Sedangkan menurut istilah fiqh berarti mengetehui hukum-hukum syara’ yang
amaliah (mengenai perbuatan, perilaku) dengan melalui dali-dalil yang
terperinci. Ilmu fiqih dihasilkan oleh pikiran serta ijtihad (penelitian) dan
memerlukan wawasan serata perenungan. Orang yang ahli di dalam ilmu fiqh
disebut faqih. Sering juga disebut dengan fuqaha (jama’ dari faqih). Fuqaha
termasuk dalam kategori ulama, tetapi tidak semua ulama adalah fuqaha. Ilmu
fiqh disebut juga ilmu ahlal, ilmu al halal dan al-haram, syara’i wa al-ahkam.
Ushul
fiqh terdiri dari dua kata yaitu ushul dan fiqh. Nama usul fiqh berasal dari
bahasa arab. Ushul merupakan bentuk jamak dalm bahasa arab. Bentuk tunggalnya
adalah ashl yang berarti sumber atau dalil yang menjadi dasar sesuatau atau
juga yang berarti kuat. Jadi ushul fiqh merupakan sumber dari fiqh. Definisi
ushul fiqh menurut Al-Syawkani adalah ilmu untuk mengetehui kaidah-kaidah, yang
kaidah tadi bisa digunakan untuk mengeluarkan hukum syara’ yang berupa hukum
furu’ (cabang) dari dalil-dalilnya yang terperinci. Al-Ghazali mendefinisaikan
ushul fiqh sebgai ilmu yang membahas tentang dalil-dalil hukum syara’ dan
tentang bentuk-bentuk penunjukan dalil tadi terhadap hukum.
Apabila
kita mempelajari fiqh tanpa memepelajari usujl fiqh maka kita tidak tahu
bagaimana caranya menegluarakan hukum dari dalil-dalilnya dan mengembaliakn
hukum fiqh kepada sumber asalnya.

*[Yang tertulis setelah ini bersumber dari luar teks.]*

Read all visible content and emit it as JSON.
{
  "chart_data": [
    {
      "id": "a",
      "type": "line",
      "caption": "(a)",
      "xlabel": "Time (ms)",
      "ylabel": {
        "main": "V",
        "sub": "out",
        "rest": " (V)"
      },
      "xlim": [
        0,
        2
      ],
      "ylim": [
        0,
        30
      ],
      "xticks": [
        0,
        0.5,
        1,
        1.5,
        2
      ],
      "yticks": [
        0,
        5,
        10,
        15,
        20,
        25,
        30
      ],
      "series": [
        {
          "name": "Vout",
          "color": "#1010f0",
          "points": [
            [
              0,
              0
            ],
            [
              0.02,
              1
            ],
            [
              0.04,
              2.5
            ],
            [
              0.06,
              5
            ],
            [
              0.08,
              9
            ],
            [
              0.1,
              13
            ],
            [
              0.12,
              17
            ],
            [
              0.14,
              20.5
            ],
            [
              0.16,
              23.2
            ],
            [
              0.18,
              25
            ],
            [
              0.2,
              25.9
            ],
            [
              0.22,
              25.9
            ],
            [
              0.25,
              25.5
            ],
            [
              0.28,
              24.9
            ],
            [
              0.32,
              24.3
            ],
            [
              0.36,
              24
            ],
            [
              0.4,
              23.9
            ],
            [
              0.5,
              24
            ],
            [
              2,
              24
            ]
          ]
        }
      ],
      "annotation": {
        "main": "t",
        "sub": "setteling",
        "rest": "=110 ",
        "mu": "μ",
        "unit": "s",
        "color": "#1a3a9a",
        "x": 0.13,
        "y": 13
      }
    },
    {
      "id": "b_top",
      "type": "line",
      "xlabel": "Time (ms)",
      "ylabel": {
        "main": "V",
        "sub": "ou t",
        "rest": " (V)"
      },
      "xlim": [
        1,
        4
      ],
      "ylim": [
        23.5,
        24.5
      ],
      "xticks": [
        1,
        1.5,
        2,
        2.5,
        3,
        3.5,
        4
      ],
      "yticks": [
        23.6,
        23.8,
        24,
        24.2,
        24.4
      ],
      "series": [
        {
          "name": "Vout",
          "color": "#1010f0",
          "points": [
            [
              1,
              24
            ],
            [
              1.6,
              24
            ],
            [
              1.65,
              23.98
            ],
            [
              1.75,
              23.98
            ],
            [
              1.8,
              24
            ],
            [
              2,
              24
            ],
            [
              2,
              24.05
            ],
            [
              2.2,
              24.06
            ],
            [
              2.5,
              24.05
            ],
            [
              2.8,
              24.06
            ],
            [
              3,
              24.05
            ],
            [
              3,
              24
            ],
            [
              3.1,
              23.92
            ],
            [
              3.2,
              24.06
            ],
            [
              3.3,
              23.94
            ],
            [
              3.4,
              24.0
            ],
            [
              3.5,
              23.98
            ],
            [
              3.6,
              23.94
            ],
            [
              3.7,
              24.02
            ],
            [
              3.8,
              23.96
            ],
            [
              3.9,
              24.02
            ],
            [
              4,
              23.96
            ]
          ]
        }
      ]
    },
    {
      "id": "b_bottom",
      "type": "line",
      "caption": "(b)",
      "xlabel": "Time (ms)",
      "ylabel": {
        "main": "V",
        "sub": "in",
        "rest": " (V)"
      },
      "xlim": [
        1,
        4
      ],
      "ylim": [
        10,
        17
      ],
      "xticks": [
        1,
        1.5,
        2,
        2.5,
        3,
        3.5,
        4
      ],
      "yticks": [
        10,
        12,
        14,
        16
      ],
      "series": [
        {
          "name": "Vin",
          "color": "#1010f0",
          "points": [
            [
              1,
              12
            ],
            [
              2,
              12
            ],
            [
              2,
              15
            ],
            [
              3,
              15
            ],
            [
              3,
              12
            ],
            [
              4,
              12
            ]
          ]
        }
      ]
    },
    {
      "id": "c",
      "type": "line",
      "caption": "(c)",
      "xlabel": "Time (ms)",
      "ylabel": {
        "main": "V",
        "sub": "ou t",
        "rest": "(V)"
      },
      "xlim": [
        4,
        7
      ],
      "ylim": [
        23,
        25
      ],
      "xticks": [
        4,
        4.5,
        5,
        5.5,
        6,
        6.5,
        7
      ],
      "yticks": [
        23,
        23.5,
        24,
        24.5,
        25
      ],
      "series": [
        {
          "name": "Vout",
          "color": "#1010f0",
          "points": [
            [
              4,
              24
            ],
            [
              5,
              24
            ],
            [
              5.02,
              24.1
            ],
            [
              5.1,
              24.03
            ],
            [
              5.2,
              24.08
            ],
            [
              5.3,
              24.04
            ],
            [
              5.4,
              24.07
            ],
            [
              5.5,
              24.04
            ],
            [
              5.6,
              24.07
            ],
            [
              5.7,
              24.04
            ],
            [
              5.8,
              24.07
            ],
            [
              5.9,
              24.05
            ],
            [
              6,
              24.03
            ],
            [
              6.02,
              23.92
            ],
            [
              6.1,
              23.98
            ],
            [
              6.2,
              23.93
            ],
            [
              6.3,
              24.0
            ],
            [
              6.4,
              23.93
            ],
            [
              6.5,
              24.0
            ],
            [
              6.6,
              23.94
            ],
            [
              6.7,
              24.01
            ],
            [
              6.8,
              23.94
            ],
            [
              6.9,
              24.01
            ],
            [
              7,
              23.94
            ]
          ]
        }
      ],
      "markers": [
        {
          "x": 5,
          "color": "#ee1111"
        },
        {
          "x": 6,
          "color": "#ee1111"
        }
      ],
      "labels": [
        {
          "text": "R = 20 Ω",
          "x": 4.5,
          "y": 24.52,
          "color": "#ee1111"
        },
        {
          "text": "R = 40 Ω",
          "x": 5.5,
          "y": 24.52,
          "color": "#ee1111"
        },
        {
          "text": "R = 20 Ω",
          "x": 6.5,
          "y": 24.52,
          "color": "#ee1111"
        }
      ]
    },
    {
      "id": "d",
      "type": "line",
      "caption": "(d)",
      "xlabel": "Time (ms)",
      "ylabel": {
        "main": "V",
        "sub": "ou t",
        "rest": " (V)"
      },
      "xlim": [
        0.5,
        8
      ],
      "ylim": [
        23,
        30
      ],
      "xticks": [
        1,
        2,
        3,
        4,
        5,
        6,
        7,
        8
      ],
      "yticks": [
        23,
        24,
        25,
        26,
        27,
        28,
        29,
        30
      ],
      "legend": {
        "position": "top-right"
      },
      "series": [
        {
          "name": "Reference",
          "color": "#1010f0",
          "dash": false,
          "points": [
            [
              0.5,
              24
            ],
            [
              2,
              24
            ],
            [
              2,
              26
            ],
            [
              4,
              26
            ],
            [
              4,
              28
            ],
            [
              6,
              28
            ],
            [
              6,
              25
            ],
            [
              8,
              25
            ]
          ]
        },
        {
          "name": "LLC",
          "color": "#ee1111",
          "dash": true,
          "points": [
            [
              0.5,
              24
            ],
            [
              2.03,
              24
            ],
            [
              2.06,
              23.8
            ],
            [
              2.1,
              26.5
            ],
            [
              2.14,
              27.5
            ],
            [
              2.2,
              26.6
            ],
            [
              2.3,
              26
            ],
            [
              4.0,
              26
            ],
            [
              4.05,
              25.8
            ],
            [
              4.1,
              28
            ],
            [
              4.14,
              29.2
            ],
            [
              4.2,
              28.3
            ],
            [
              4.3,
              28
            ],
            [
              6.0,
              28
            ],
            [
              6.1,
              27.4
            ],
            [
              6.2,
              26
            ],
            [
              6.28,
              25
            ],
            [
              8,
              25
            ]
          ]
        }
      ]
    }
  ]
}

Mengetahui ushul fiqh merupakan persyaratan
pokok untuk menjadi seorang mujtahid (orang yang melakukan ijtihad).
B.
Sejarah
dan Perkembangan Fiqh dan Ushul Fiqh
1.
Sejarah
fiqh
a.
Periode
rasulullah
Pada
periode ini agama Islam baru didakwahkan sehingga periode ini disebut periode
risalah. Pada periode ini semua masalah fiqh diserahkan langsusng kepada nabi
Muhammad saw. Sumber hukum Islam pada eriode ini adalah Al-Quran dan Sunnah.
Periode rasululah dibagi menjadi dua yaitu periode Mekkah dan periode Madinah.
Periode
Mekkah lebih fokus pada permasalahan akidah. Fondasi dalam kehidupan adalah
akidah yang benar. Dakwah rasulullah dimulai dengan mengubah keyakian
masyarakat yang musyrik menuju masyaeakat yang berakidah tauhid dan
membersihkan hati serata menghiasai diri dengan akhlak terpuji. Periode ini
dimulai sejak diangakatnya nabi Muhammad menjadi nabi dan rasul sampai beliau
hijrah ke Madinah. Periode ini berlangasung selama kurang lebih dua belas
tahun.
Periode
Madinah dimulai ketika nabi hjrah dari Mekkah ke Madinah. Kota Madinah menjadi
tanah air baru bagi masyarakat Islam. Di kota ini jumlah pemeluk agama Islam
bertambah banyak. Seiring bertambahnya pemelik agama Islam maka munculah
berbagai macam masalah yang berkaiatan dengan fiqh. Terkadang tidak ditemukan
dalil yang sesuai dengan msalah yang muncul. Sehingga nabi dan para sahabat
melakukan ijtihad untuk memecahkan masalah tersebut. Di kota ini pula
disyariatakan hukum yang meliputi keseluruhan bidang ilmu fiqh.
b.
Periode
sahabat (khulafaur rasyidin)
Periode
ini ditandai dimulai denan wafatnya nabi Muhammad saw dan berakhir ketika
pemerintahan Islam jatuh ke tangan Muawiyah bin Abu Sufyan pada yahun 41H/661M.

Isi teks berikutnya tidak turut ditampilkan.